C'est dans un décor rouge que Chief Enoh débarque chez son fils, pour le sommer d'abandonner son projet de mariage ; on est résolument englué dans la violence.
Dans ce chassé-croisé de haine et d'amour où se révèle en filigrane la place mineure de la femme, et que les hommes veulent se faire de plus en plus forts malgré les interpellations des enfants, arrive l'heure du sacrifice.
Rabroué puis chassé par son père et pourchassé comme un brigand après avoir été mis à la porte de chez les Fongang, Papi, le frère cadet de Gilbert est mortellement fauché par un véhicule. Dans son agonie, il réussit à rapprocher les pères ennemis et allume le calumet de la paix. Du coup, on se ramène à la culture du pacte de sang cher aux Africains et aux chrétiens. Fred Amata aurait pu nous gratifier d'un gros plan sur ce visage mourant. Cette parabole de Fred Amata place les gens devant une responsabilité capitale, la réconciliation des peuples, là où leurs parents ont échoué.
L'histoire de Fred Amata, qui dure 120 minutes, aurait pu être bien plus courte s'il avait pris en compte la notion d'ellipse, qui aurait imprimé à son film un rythme un peu plus rapide.
Il reste dans la logique cinématographique nigériane actuelle, qui s'éloigne de plus en plus de la campagne, pour des images urbaines, magnifiant ainsi un certain confort. Mais il ne sombre pas entièrement dans la thématique magico-chrétienne chère aux Nigérians.
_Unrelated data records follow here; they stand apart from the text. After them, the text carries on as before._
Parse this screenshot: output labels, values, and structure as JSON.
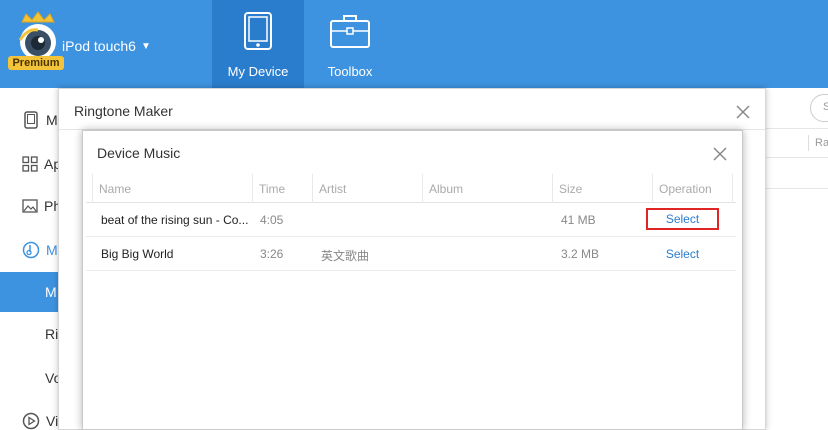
{
  "header": {
    "device_name": "iPod touch6",
    "logo_badge": "Premium",
    "tabs": [
      {
        "label": "My Device",
        "icon": "tablet-icon",
        "active": true
      },
      {
        "label": "Toolbox",
        "icon": "toolbox-icon",
        "active": false
      }
    ]
  },
  "sidebar": {
    "items": [
      {
        "label": "M",
        "icon": "phone-icon"
      },
      {
        "label": "Ap",
        "icon": "apps-grid-icon"
      },
      {
        "label": "Ph",
        "icon": "photo-icon"
      },
      {
        "label": "M",
        "icon": "music-icon"
      },
      {
        "label": "M",
        "sub": true,
        "active": true
      },
      {
        "label": "Ri",
        "sub": true
      },
      {
        "label": "Vo",
        "sub": true
      },
      {
        "label": "Vi",
        "icon": "video-icon"
      }
    ]
  },
  "background": {
    "search_placeholder": "S",
    "column_partial": "Ra"
  },
  "ringtone_maker": {
    "title": "Ringtone Maker"
  },
  "device_music": {
    "title": "Device Music",
    "columns": [
      "Name",
      "Time",
      "Artist",
      "Album",
      "Size",
      "Operation"
    ],
    "rows": [
      {
        "name": "beat of the rising sun - Co...",
        "time": "4:05",
        "artist": "",
        "album": "",
        "size": "41 MB",
        "operation": "Select",
        "highlighted": true
      },
      {
        "name": "Big Big World",
        "time": "3:26",
        "artist": "英文歌曲",
        "album": "",
        "size": "3.2 MB",
        "operation": "Select",
        "highlighted": false
      }
    ]
  },
  "colors": {
    "topbar": "#3e93e0",
    "active_tab": "#2a7dcc",
    "link": "#2a7dcc",
    "highlight_border": "#e02525"
  }
}
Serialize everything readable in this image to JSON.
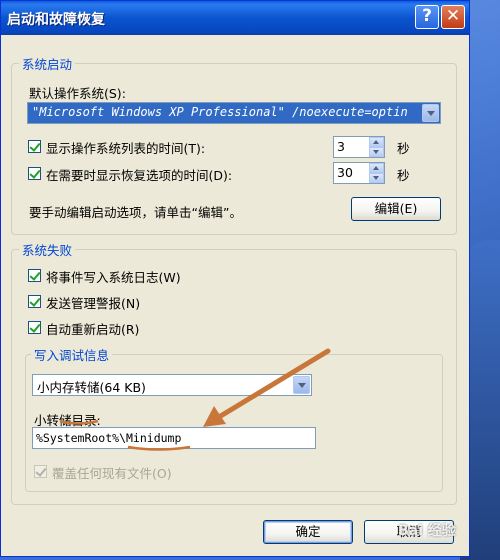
{
  "window": {
    "title": "启动和故障恢复",
    "help_glyph": "?",
    "close_glyph": "✕"
  },
  "startup": {
    "group_label": "系统启动",
    "default_os_label": "默认操作系统(S):",
    "default_os_value": "\"Microsoft Windows XP Professional\" /noexecute=optin",
    "show_list_label": "显示操作系统列表的时间(T):",
    "show_list_value": "3",
    "show_recovery_label": "在需要时显示恢复选项的时间(D):",
    "show_recovery_value": "30",
    "unit_seconds": "秒",
    "edit_hint": "要手动编辑启动选项，请单击“编辑”。",
    "edit_button": "编辑(E)"
  },
  "failure": {
    "group_label": "系统失败",
    "write_event_label": "将事件写入系统日志(W)",
    "send_alert_label": "发送管理警报(N)",
    "auto_restart_label": "自动重新启动(R)",
    "debug": {
      "group_label": "写入调试信息",
      "dump_type_value": "小内存转储(64 KB)",
      "small_dump_dir_label": "小转储目录:",
      "small_dump_dir_value": "%SystemRoot%\\Minidump",
      "overwrite_label": "覆盖任何现有文件(O)"
    }
  },
  "footer": {
    "ok_button": "确定",
    "cancel_button": "取消"
  },
  "watermark": "Bai 经验",
  "colors": {
    "title_bar": "#0a55cf",
    "group_label": "#0046d5",
    "annotation_arrow": "#c8763a",
    "selection": "#316ac5"
  }
}
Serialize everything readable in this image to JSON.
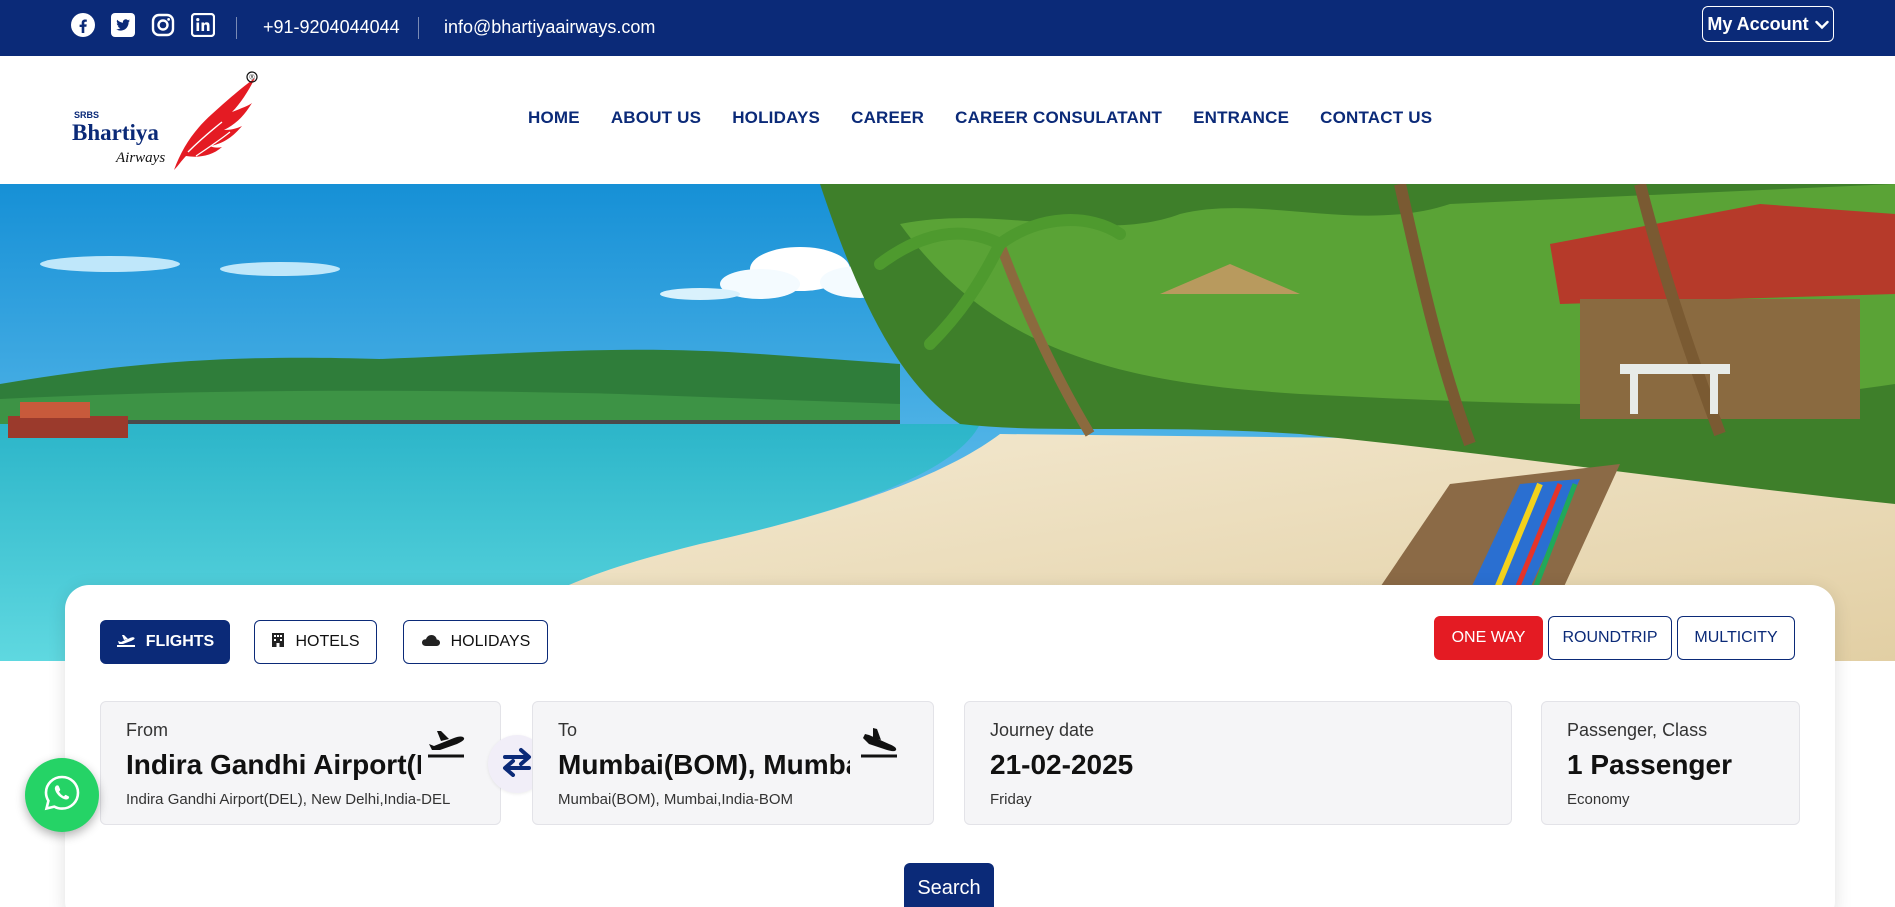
{
  "topbar": {
    "social": [
      {
        "icon": "facebook-icon"
      },
      {
        "icon": "twitter-icon"
      },
      {
        "icon": "instagram-icon"
      },
      {
        "icon": "linkedin-icon"
      }
    ],
    "phone": "+91-9204044044",
    "email": "info@bhartiyaairways.com",
    "account_label": "My Account"
  },
  "logo": {
    "small_text": "SRBS",
    "name": "Bhartiya",
    "script": "Airways",
    "mark": "®"
  },
  "nav": {
    "items": [
      "HOME",
      "ABOUT US",
      "HOLIDAYS",
      "CAREER",
      "CAREER CONSULATANT",
      "ENTRANCE",
      "CONTACT US"
    ]
  },
  "search": {
    "tabs": [
      {
        "label": "FLIGHTS",
        "icon": "plane-icon",
        "active": true
      },
      {
        "label": "HOTELS",
        "icon": "hotel-icon",
        "active": false
      },
      {
        "label": "HOLIDAYS",
        "icon": "cloud-icon",
        "active": false
      }
    ],
    "trip_types": [
      {
        "label": "ONE WAY",
        "active": true
      },
      {
        "label": "ROUNDTRIP",
        "active": false
      },
      {
        "label": "MULTICITY",
        "active": false
      }
    ],
    "from": {
      "label": "From",
      "value": "Indira Gandhi Airport(DEL), New Delhi",
      "detail": "Indira Gandhi Airport(DEL), New Delhi,India-DEL"
    },
    "to": {
      "label": "To",
      "value": "Mumbai(BOM), Mumbai",
      "detail": "Mumbai(BOM), Mumbai,India-BOM"
    },
    "date": {
      "label": "Journey date",
      "value": "21-02-2025",
      "detail": "Friday"
    },
    "passenger": {
      "label": "Passenger, Class",
      "value": "1 Passenger",
      "detail": "Economy"
    },
    "search_label": "Search"
  },
  "colors": {
    "brand_navy": "#0b2a78",
    "accent_red": "#e41b23",
    "whatsapp_green": "#25d366"
  }
}
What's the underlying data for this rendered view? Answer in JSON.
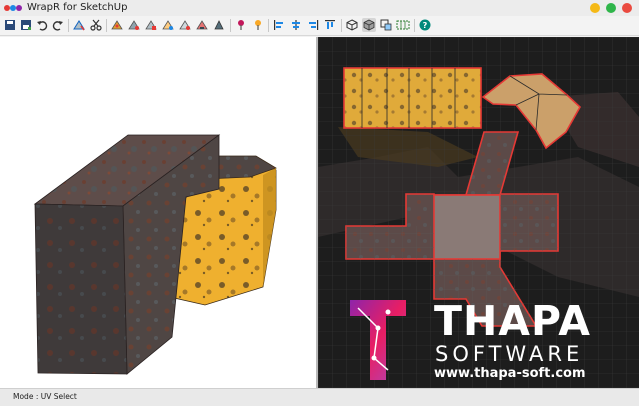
{
  "window": {
    "title": "WrapR for SketchUp",
    "controls": [
      "minimize",
      "zoom",
      "close"
    ]
  },
  "toolbar": {
    "icons": [
      "open-icon",
      "save-icon",
      "undo-icon",
      "redo-icon",
      "select-edges-icon",
      "cut-seam-icon",
      "unwrap-icon",
      "unwrap-planar-icon",
      "unwrap-box-icon",
      "unwrap-cylinder-icon",
      "unwrap-sphere-icon",
      "pin-icon",
      "pin-alt-icon",
      "align-left-icon",
      "align-center-icon",
      "align-right-icon",
      "align-top-icon",
      "cube-outline-icon",
      "cube-solid-icon",
      "uv-map-icon",
      "uv-grid-icon",
      "help-icon"
    ]
  },
  "viewport3d": {
    "label": "3D model viewport"
  },
  "uv_editor": {
    "label": "UV editor"
  },
  "branding": {
    "name": "THAPA",
    "subtitle": "SOFTWARE",
    "url": "www.thapa-soft.com"
  },
  "status": {
    "mode": "Mode : UV Select"
  },
  "colors": {
    "accent_red": "#e53935",
    "rust": "#6b4a3e",
    "yellow": "#f2b93b"
  }
}
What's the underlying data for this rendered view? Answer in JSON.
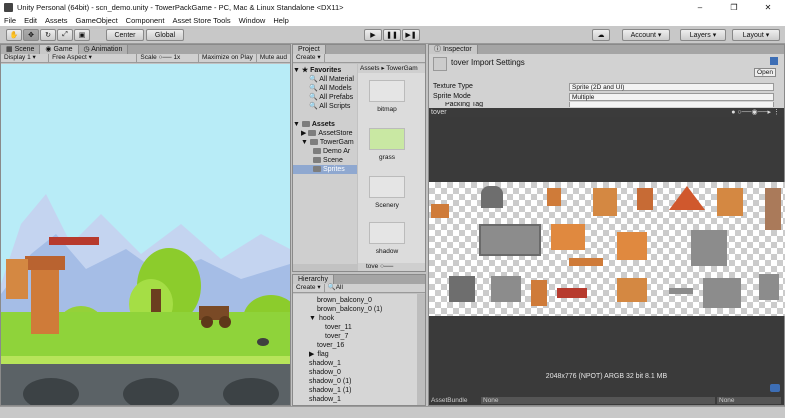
{
  "window": {
    "title": "Unity Personal (64bit) - scn_demo.unity - TowerPackGame - PC, Mac & Linux Standalone <DX11>",
    "minimize": "–",
    "maximize": "❐",
    "close": "✕"
  },
  "menu": [
    "File",
    "Edit",
    "Assets",
    "GameObject",
    "Component",
    "Asset Store Tools",
    "Window",
    "Help"
  ],
  "toolbar": {
    "pivot": "Center",
    "space": "Global",
    "account": "Account",
    "layers": "Layers",
    "layout": "Layout"
  },
  "scene_panel": {
    "tabs": [
      "Scene",
      "Game",
      "Animation"
    ],
    "display": "Display 1",
    "aspect": "Free Aspect",
    "scale_label": "Scale",
    "scale_value": "1x",
    "maximize": "Maximize on Play",
    "mute": "Mute aud"
  },
  "project_panel": {
    "tab": "Project",
    "create": "Create",
    "favorites": "Favorites",
    "fav_items": [
      "All Material",
      "All Models",
      "All Prefabs",
      "All Scripts"
    ],
    "assets_root": "Assets",
    "asset_items": [
      "AssetStore",
      "TowerGam",
      "Demo Ar",
      "Scene",
      "Sprites"
    ],
    "breadcrumb": [
      "Assets",
      "TowerGam"
    ],
    "tiles": [
      "bitmap",
      "grass",
      "Scenery",
      "shadow"
    ],
    "footer": "tove"
  },
  "hierarchy_panel": {
    "tab": "Hierarchy",
    "create": "Create",
    "search": "All",
    "rows": [
      {
        "label": "brown_balcony_0",
        "indent": 0
      },
      {
        "label": "brown_balcony_0 (1)",
        "indent": 0
      },
      {
        "label": "hook",
        "indent": 0,
        "arrow": "▼"
      },
      {
        "label": "tover_11",
        "indent": 1
      },
      {
        "label": "tover_7",
        "indent": 1
      },
      {
        "label": "tover_16",
        "indent": 0
      },
      {
        "label": "flag",
        "indent": 0,
        "arrow": "▶"
      },
      {
        "label": "shadow_1",
        "indent": -1
      },
      {
        "label": "shadow_0",
        "indent": -1
      },
      {
        "label": "shadow_0 (1)",
        "indent": -1
      },
      {
        "label": "shadow_1 (1)",
        "indent": -1
      },
      {
        "label": "shadow_1",
        "indent": -1
      }
    ]
  },
  "inspector": {
    "tab": "Inspector",
    "title": "tover Import Settings",
    "open": "Open",
    "fields": [
      {
        "key": "Texture Type",
        "value": "Sprite (2D and UI)"
      },
      {
        "key": "Sprite Mode",
        "value": "Multiple"
      },
      {
        "key": "Packing Tag",
        "value": ""
      }
    ],
    "preview_name": "tover",
    "info": "2048x776 (NPOT)  ARGB 32 bit   8.1 MB",
    "assetbundle_label": "AssetBundle",
    "bundle_value": "None",
    "variant_value": "None"
  },
  "colors": {
    "sky": "#b8ecf7",
    "grass": "#8fd33a",
    "ground": "#5b6266",
    "accent": "#3d6eb5"
  }
}
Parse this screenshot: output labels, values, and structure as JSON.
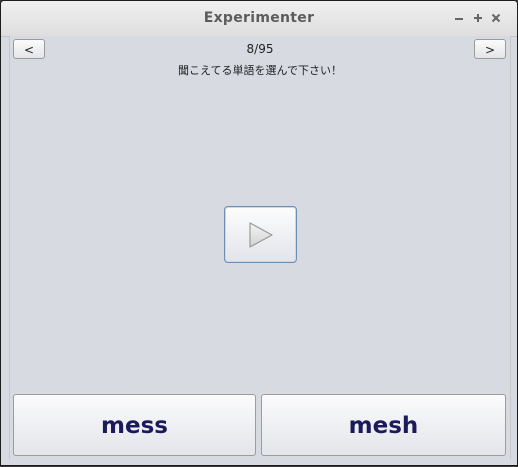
{
  "window": {
    "title": "Experimenter",
    "controls": [
      "minimize-icon",
      "maximize-icon",
      "close-icon"
    ]
  },
  "nav": {
    "prev_label": "<",
    "next_label": ">",
    "counter": "8/95"
  },
  "instruction": "聞こえてる単語を選んで下さい！",
  "play": {
    "icon": "play-icon"
  },
  "choices": [
    {
      "label": "mess"
    },
    {
      "label": "mesh"
    }
  ],
  "colors": {
    "background": "#d8dae2",
    "choice_text": "#1a1a5c",
    "play_border": "#6d8eb3"
  }
}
Il est aussi vrai que la musique de ce film ne colle pas toujours aux émotions et à l'atmosphère qu'elle aurait voulu créer, autant qu'il n'a pas toujours su gérer avec succès l'harmonie de ses cadrages en situation en situation de champ–contrechamp. Finalement, on n'est pas suffisamment informé sur l'ensemble de l'espace dans lequel il nous plonge. Mais le plus grand mérite de ce film reste d'avoir réussi à embellir le spectateur à travers une histoire actuelle, parfois avec des retentissements plus douloureux ici et là, au Rwanda par exemple.